= Konstantin Rodko =

Konstantin Rodko (24 August 1908 - 30 September 1995) was a Latvian painter who was based in the United States. Rodko's parents were Belarusian and Estonian. He married his first wife in Latvia and had four children. During World War II they had lived in Germany until they were able to leave from Bremerhaven on 19 August 1950 on the USS General Harry Taylor, and arrived in New York City four days later. It was in America his painting talents came to prominence and sold them on the streets of New York. Rodko lived in Brooklyn with his children and then divorced his first wife and remarried a woman by the name of Kate Dennison. She too was a painter and the couple sold their works alongside each other.

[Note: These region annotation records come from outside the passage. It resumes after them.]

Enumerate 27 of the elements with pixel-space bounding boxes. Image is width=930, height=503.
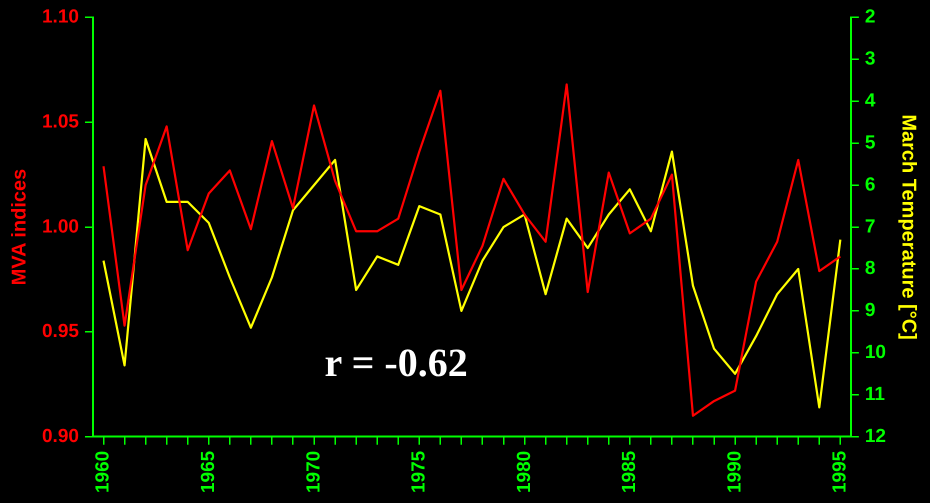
x-tick-label: 1965 bbox=[198, 450, 219, 494]
y2-axis-title: March Temperature [°C] bbox=[897, 114, 920, 340]
y2-tick-label: 7 bbox=[864, 216, 876, 238]
y2-tick-label: 9 bbox=[864, 300, 876, 322]
y-axis-title: MVA indices bbox=[8, 168, 31, 286]
y2-tick-label: 10 bbox=[864, 342, 886, 364]
y2-tick-label: 2 bbox=[864, 6, 876, 28]
x-tick-label: 1975 bbox=[408, 450, 430, 494]
y2-tick-label: 4 bbox=[864, 90, 876, 112]
y2-tick-label: 11 bbox=[864, 384, 886, 406]
x-tick-label: 1990 bbox=[724, 450, 746, 494]
x-tick-label: 1960 bbox=[92, 450, 114, 494]
annotation: r = -0.62 bbox=[324, 340, 468, 385]
y2-tick-label: 8 bbox=[864, 258, 876, 280]
x-tick-label: 1995 bbox=[830, 450, 851, 494]
x-tick-label: 1980 bbox=[514, 450, 535, 494]
y-tick-label: 1.00 bbox=[42, 216, 79, 238]
y2-tick-label: 6 bbox=[864, 174, 876, 196]
y-tick-label: 0.90 bbox=[42, 426, 79, 447]
y-tick-label: 1.05 bbox=[42, 111, 80, 132]
y2-tick-label: 5 bbox=[864, 132, 876, 154]
y-tick-label: 0.95 bbox=[42, 321, 80, 342]
x-tick-label: 1970 bbox=[303, 450, 324, 494]
y2-tick-label: 3 bbox=[864, 48, 876, 70]
y2-tick-label: 12 bbox=[864, 426, 886, 447]
y-tick-label: 1.10 bbox=[42, 6, 79, 28]
x-tick-label: 1985 bbox=[619, 450, 640, 494]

They moved to Sea Cliff, Long Island, a close neighbor to Glen Cove. There he lived on the second floor of a Russian school. His second wife made many miniature paintings and Rodko painted his best works there. He would sell and give paintings as gifts to his four children. He also loved to play and listen to Russian gypsy music and folk music, paint Russian scenes and speak Russian, which is why many thought he was Russian. He was a multi-instrumentalist, and Kate was a tailor who loved her cats. She considered the animals as her children (she never had children with Rodko) but she adopted his children from his previous relationship. Rodko had seven grandchildren and two great-grandchildren. Toward the end of the 1980s, Rodko moved to Brentwood, Long Island until Kate died of a stroke in 1984.

Rodko then returned to Glen Cove where he met his third wife in the house she owned, and he rented the upstairs apartment. It was that home in a small basement that his last art studio existed. He became sick and also had a stroke which led to his death in 1995.

Unfortunately, the paintings that he left in the home were sold off and never given to his children but works are in private collections with his family. He is survived by two daughters that live in New England and two sons that live
in Florida. Many of his grandchildren and great-grand children still live in the New York area.